Summary
Cellular automata (CAs) generate rich, lifelike dynamics but are often highly sensitive to initial conditions. Most AI-assisted discovery methods for exploring complexity in CAs have operated in an open-loop manner—setting only the initial state—which tends to yield brittle phenomena. We motivate a shift towards closed-loop discovery, where algorithms can intervene during system evolution to stabilize and guide dynamics. To this end, we develop a framework based on goal-conditioned reinforcement learning agents that can guide CA evolution through a series of minimal interventions, such as adding or removing cell values inbetween CA updates.

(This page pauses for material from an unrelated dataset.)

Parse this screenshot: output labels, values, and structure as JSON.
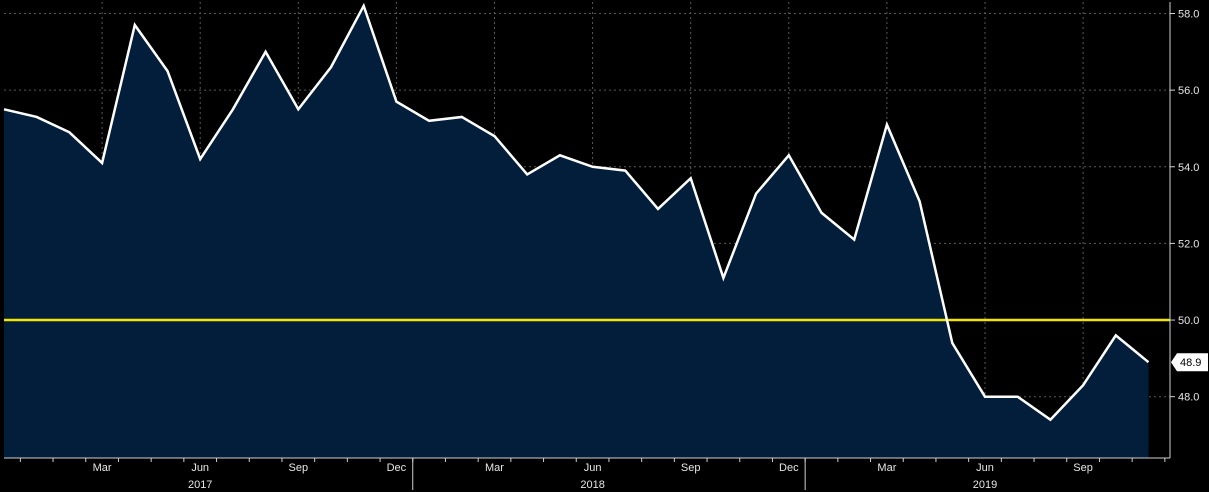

We evaluate our approach in two environments built on Lenia, a continuous extension of the Game of Life: (1) steering orbiums (self-organizing moving patterns akin to gliders in Game of Life) towards target directions, and (2) maintaining the state population (sum of the CA grid) at a given target value. The trained agents learn successful policies in both environments, and have the ability to utilize the intrinsic dynamics of the environment to their advantage. Furthermore, the agents discovered self-sustaining patterns that were not present in initial training data, and their policies transfer well to noisy environments. Together, these results extend AI-assisted discovery beyond initial-condition search, with potential real-world applications in discovery and control of "agential materials".
Method

We frame open-loop discovery as a reinforcement learning problem, where each step of an episode alternates between the agent’s intervention and CA updates. At each step, the agent observes both the grid state and a target goal, then chooses an action: it may modify a small number of cells by adding or removing values around a specific location, or it may opt to take no action. Afterward, the CA rules are applied to evolve the system. In some experiments, actions carry an explicit cost, encouraging the agent to balance intervention with restraint. This design promotes reliance on the CA’s intrinsic dynamics rather than excessive external control.